IL LUCANO FRANCESCO LOMONACO AMICO DI UGO FOSCOLO E MAESTRO DI ALESSANDRO MANZONI


di Giovanni Albanese

Fu il frate francescano padre Gabriele Ronzano (pubblicò per l’editore “Il Salice” anche una monografia) a ipotizzare una origine lucana dei “Promessi sposi” manzoniani, il più noto romanzo della letteratura italiana di tutti i tempi. “Quel ramo del lago di Como” che volge a Mezzogiorno sarebbe stato invece il lago piccolo di Monticchio.

Ad avvalorare questa sua tesi mai definitivamente sconfessata e mai confermata alcuni elementi individuati da padre Gabriele (scomparso ormai da alcuni anni) che mise a confronto le due edizioni: il “Fermo e Lucia” e “I promessi sposi”. Innanzitutto il manoscritto originale (del quale parla lo stesso Manzoni nell’introduzione) sarebbe stato raccolto nell’Abazia di Monticchio da Francesco Lomonaco, esule della Repubblica napoletana del 1799 il quale fuggito da Montalbano Jonico passò per il Vulture per raggiungere Pavia e Milano dove si rifugiò.

Qui ebbe tra i suoi allievi proprio il Manzoni al quale consegnò il manoscritto. In questo “scritto” (per la verità mai ritrovato) si raccontava la vicenda di due sposi promessi e della prepotenza del signorotto spagnolo. Storie simili ve ne furono ovunque ma la singolarità sta nel fatto che commendatari dell’Abazia di Monticchio furono i Borromeo di Milano e che i De Leyva (la monaca di Monza si chiamava Geltrude De Leyva) erano feudatari di Atella. Il confronto tra la prima e l’edizione definitiva del romanzo fatto da padre Gabriele individuava due “anomalie”: nel “Fermo e Lucia” Agnese, la madre della promessa sposa nel supplicare la Vergine Maria invocava “Madonna mia del Carmine” (stralciata dall’edizione definitiva).
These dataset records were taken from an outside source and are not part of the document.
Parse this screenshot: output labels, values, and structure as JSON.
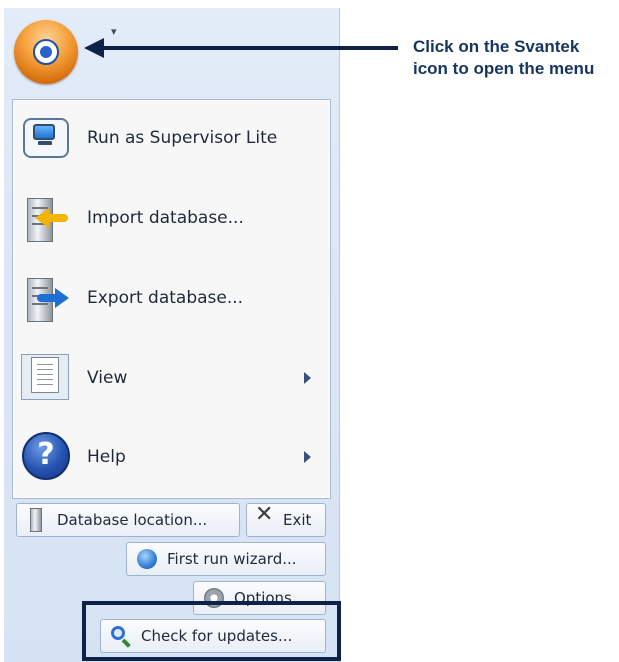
{
  "app_menu": {
    "items": [
      {
        "label": "Run as Supervisor Lite",
        "icon": "monitor-icon"
      },
      {
        "label": "Import database...",
        "icon": "import-database-icon"
      },
      {
        "label": "Export database...",
        "icon": "export-database-icon"
      },
      {
        "label": "View",
        "icon": "view-document-icon",
        "submenu": true
      },
      {
        "label": "Help",
        "icon": "help-icon",
        "submenu": true
      }
    ],
    "bottom_buttons": {
      "database_location": "Database location...",
      "exit": "Exit",
      "first_run_wizard": "First run wizard...",
      "options": "Options",
      "check_for_updates": "Check for updates..."
    }
  },
  "quick_access_toolbar": {
    "customize_glyph": "▾"
  },
  "annotation": {
    "text": "Click on the Svantek icon to open the menu"
  },
  "colors": {
    "annotation": "#17365d",
    "app_button": "#f6a23c",
    "pane_background": "#dbe7f6"
  }
}
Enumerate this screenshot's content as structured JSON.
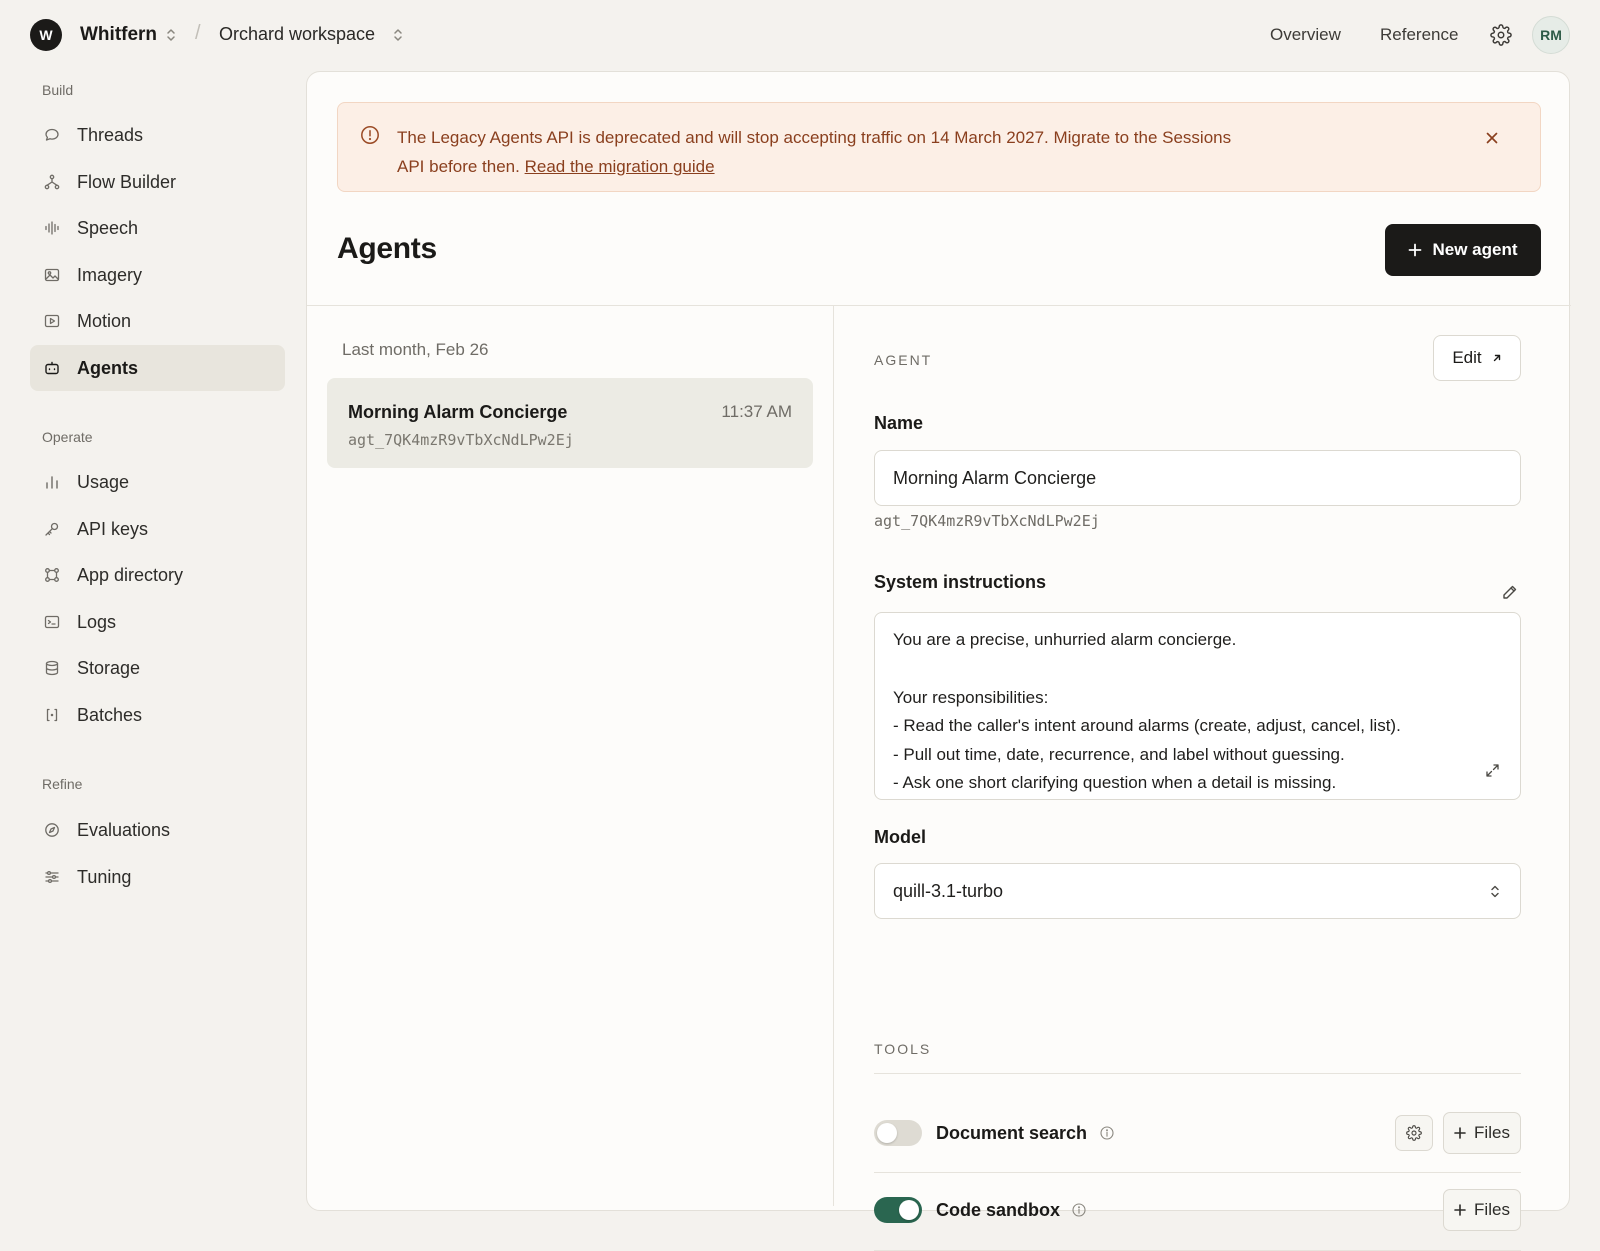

Padre Cristoforo sempre nel “Fermo e Lucia” veniva fatto trasferire in Sicilia mentre ne “I promessi sposi” il viaggio è più breve, da Milano a Rimini. Qual è la verità? La vera storia dei promessi sposi si sarebbe svolta nell’area del Vulture e non in Lombardia? Gli studiosi di storia della letteratura e in particolare i critici manzoniani non si sono mai occupati di questo “caso” con una ricerca approfondita delle fonti storiografiche, convinti che le “storie” sono tante e che “I promessi sposi” è la summa di vicende vere o inventate messe insieme dal genio narrativo di Alessandro Manzoni. Nella storia della letteratura è importante però ricordare la figura dell’esule lucano.

Con Francesco Lomonaco sfuggito alla repressione borbonica dopo la caduta della Repubblica napoletana del 1799, Ugo Foscolo fu legato da amicizia e consuetudine di vita. Foscolo paragonò l’esule lucano a Diogene nel “Sesto tomo dell’io”, un abbozzo di romanzo autobiografico rimasto purtroppo incompiuto. Scrive il Foscolo nell’”Avvertimento”, una sorta di prefazione in cui è possibile cogliere l’influenza dello scrittore britannico di origine irlandese Laurence Sterne, specificamente nel “Vita e opinioni di Tristram Shandy, gentiluomo”: Il libro che sta fra le mani del candido Lettore è il sesto tomo dell’io, opera annunziata nel paragrafo precedente che n’e’ il proemio universale. Mando innanzi il sesto perché gli antecedenti volumi stanno ancora nel mio calamaio…

Tuttavia, come scrive Mario Scotti nel Dizionario Biografico degli Italiani (volume 49) dell’Enciclopedia Treccani “non pochi o marginali tratti rivelano una chiara impronta vichiana in Foscolo”. Infatti il pensiero del filosofo napoletano Giambattista Vico si diffuse ampiamente in Lombardia nei primi anni dell’800 grazie agli esuli della Repubblica napoletana del 1799 a cominciare proprio da Francesco Lomonaco o Vincenzo Cuoco.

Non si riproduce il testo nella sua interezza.